Only in limited release, and with mixed notices, this gem of a film reminds you not to look too closely at reviews (except mine). Lately reviewers cater to the need for constant stimulation from CGI and endless action, most of it gratuitous. This film is crafted with subtlety and texture that draws the viewer in slowly but relentlessly and ultimately with great satisfaction.

It’s a simple tale, eloquently told and superbly interpreted by masters of their art. Set in the rural South, an aging curmudgeon plots a funeral in which he’s there to hear the stories about him. The old guy has been a mystery to the area for 40 years and he wants some dark secret to come out before he dies. The plot starts slowly and builds progressively to a moving climax that today would not have rated a fifteen second aside on any local news. All of these actors, Duvall, Bill Murray and Sissy Spacek are maturing wonderfully in their crafts.
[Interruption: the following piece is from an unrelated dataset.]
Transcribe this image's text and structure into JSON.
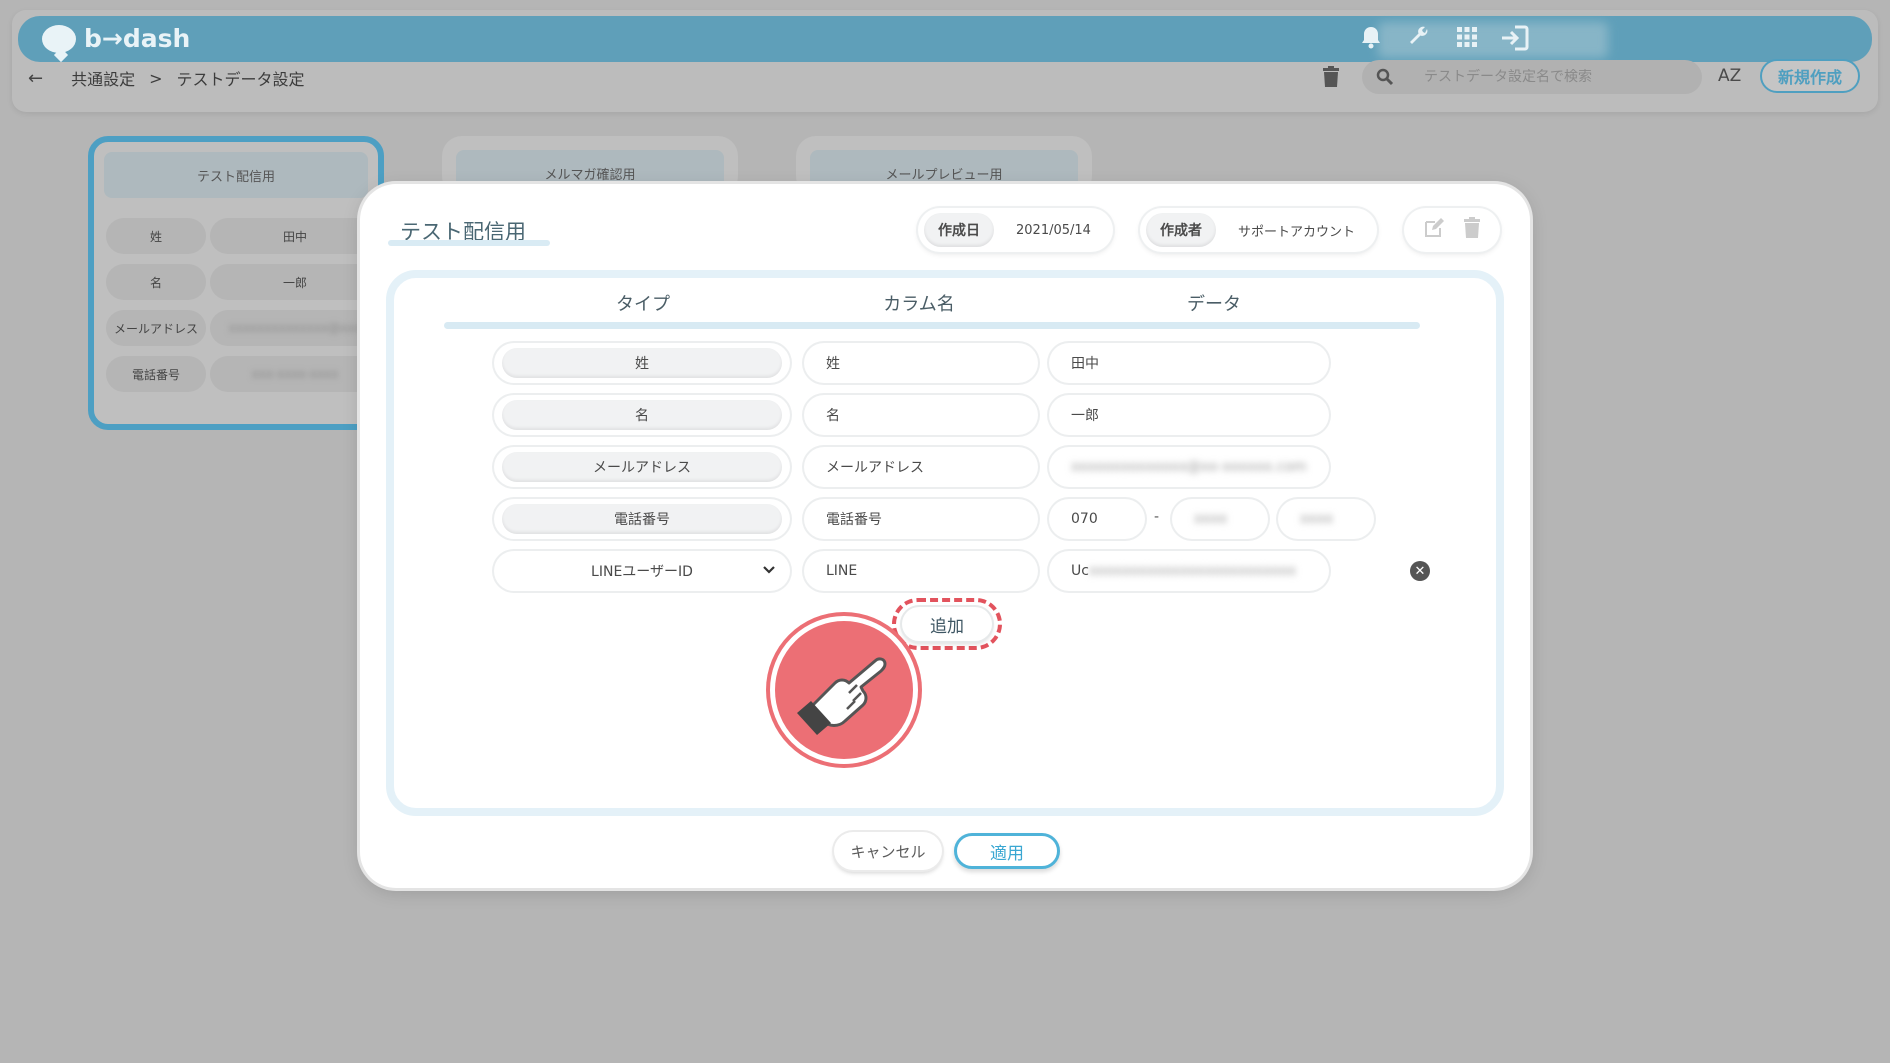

A deathly silent theater audience greets the climax as Robert Duvall proves his worth as one of the greatest actors of our time. The cinematography makes the period landscape leap out. The sound track is incredible, culminating in a song you’ll remember by Allison Krause.

Seasoned actors now have the clout to make films they want, and their maturity shows. These films are usually in limited release and need to be sought out, as they aren’t heavily marketed, especially if they don’t star Sly Stallone and 3D. Get Low (a term uttered only once) is a must-see if you appreciate the pinnacle of actors at their finest. Don’t expect pyrotechnics. Just quietly observe the best of the best at work.

It gets FIVE (yes FIVE) of five Model A Hearses.